MCAI OSCE 9th March 2022 

OSCE Paper 1

1. Patient post laparoscopic cholecystectomy deteriorate in ward
a. describe in detail what are the steps to do according to BLS if u are single person responder (5 marks)
b. List 2 shockable and 2 non shockable rhythm (4 marks)
c. What are the 4H and 4T?
d. 2 medications and dose to give if this is pulseless VT
e. What to do if this is VT with pulse but patient stable
f. What to do if patient is VT with pulse but unstable
g. How often u can give shock to patient if this is pulseless VT
h. What are the most likely causes for this uncle to have collapsed? List 3
i. Clinical signs to determine patient unstable

2. Atrial flutter (exactly same ECG, taken from LITFL)
a. Identify the rhythm and diagnosis. What degree is this?
b. 3 causes of this ECG
c. Medical management
d. Management if unstable

3. Patient underlying hypertension. Intra-op BP 150/90. HR 120. No fever, no desaturation
a. Cardiac monitor showing ST depression - To identify the ST depression
b. How do you control BP
c. Repeated ECG - ST elevation
d. Immediate management before definitive treatment
e. What single drug is the most effective?

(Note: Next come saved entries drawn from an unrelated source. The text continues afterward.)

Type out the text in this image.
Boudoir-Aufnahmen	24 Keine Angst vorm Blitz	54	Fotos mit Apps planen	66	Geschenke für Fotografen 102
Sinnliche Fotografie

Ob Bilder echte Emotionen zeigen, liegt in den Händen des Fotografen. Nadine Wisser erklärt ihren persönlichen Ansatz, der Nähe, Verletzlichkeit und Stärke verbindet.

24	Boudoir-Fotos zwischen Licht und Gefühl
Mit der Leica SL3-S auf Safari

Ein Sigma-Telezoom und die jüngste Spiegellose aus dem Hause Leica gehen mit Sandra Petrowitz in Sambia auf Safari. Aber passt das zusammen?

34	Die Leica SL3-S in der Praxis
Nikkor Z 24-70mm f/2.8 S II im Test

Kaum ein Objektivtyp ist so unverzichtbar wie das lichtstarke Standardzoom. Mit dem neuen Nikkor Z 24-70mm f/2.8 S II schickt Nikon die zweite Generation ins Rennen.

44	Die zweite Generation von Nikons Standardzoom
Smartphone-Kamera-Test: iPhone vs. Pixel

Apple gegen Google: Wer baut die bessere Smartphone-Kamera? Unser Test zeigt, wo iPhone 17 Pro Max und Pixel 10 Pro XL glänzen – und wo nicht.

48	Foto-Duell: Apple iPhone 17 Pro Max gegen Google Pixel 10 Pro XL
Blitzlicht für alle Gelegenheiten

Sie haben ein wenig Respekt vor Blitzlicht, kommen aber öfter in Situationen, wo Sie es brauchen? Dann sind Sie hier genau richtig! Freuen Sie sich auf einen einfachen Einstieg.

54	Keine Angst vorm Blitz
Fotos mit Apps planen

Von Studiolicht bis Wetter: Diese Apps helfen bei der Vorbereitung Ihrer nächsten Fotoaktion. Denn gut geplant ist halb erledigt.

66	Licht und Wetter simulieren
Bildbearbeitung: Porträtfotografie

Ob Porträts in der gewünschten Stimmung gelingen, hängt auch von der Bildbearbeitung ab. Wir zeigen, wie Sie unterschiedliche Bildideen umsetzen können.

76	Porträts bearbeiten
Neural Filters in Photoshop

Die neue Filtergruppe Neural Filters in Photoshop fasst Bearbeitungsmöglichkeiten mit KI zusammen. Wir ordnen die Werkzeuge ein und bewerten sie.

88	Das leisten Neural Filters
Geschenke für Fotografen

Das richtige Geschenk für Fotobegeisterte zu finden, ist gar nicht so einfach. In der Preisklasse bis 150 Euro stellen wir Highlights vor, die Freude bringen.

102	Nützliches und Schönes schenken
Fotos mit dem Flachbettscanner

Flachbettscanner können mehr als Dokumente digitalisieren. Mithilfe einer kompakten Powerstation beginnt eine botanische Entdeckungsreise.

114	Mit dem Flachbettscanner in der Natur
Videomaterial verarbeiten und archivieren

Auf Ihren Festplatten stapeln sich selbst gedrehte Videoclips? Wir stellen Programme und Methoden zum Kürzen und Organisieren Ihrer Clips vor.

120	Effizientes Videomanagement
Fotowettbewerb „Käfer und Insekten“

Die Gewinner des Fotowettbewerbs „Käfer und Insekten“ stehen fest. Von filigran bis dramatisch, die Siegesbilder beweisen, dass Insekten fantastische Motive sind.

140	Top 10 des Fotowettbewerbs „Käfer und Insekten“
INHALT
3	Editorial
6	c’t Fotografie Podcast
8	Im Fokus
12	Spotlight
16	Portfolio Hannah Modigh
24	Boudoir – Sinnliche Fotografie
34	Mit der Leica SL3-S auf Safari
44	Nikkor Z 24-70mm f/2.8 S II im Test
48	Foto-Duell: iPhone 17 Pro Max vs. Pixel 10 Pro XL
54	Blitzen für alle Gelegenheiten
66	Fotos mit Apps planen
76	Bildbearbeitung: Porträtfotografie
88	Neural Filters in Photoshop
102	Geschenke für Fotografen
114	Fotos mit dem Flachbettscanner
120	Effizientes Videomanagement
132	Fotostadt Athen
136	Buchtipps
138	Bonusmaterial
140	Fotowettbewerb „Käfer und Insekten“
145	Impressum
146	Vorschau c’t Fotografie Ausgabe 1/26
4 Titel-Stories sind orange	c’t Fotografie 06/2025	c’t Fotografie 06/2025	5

4. Coronary circulation anatomy
a. Label the blood vessels [6m]
b. Where does LCA and RCA arise from?
c. Where does the cardiac veins drain into? 2 sites.
d. Cardiac autonomic supply.

5. CVS examination
a. First thing to do when approach patient
b. Photo of pectus excavatum [1m]
c. Photo of pectus carinatum [1m]
d. Where is the apex beat?
e. What are the characteristics of abnormal apex beat? [2m]
f. What is a thrill?
g. What does parasternal heave signify? Where and how do you check for parasternal heave?
h. What is the location to auscultate for aortic valve? [1m]
i. What is the location to auscultate for pulmonary valve? [1m]
j. What is the location to auscultate for tricuspid valve? [1m]
k. What is the location to auscultate for mitral valve? [1m]
l. What is the difference between auscultating using the diaphragm and the bell of the stethoscope? [2m]

6. Bradycardia in laparoscopic surgery
a. How does laparoscopic surgery cause bradycardia
b. 3 side effects of trendelenburg position
c. 3 side effects of reverse trendelenburg position
d. What other complications of laparoscopic surgery?
e. How to manage if patient develops bradycardia during laparoscopy surgery

7. Old lady develops fast AF - Count the rate from ECG, list causes, management
a. Arterial line waveform. Label starting of ventricular contraction, aortic valve opening, aortic valve closure. [3m]
b. Artline waveform showing overdamping - to identify
c. Factors that caused damping [5m]
d. What would the MAP be if the factors causing damping is rectified? [1m]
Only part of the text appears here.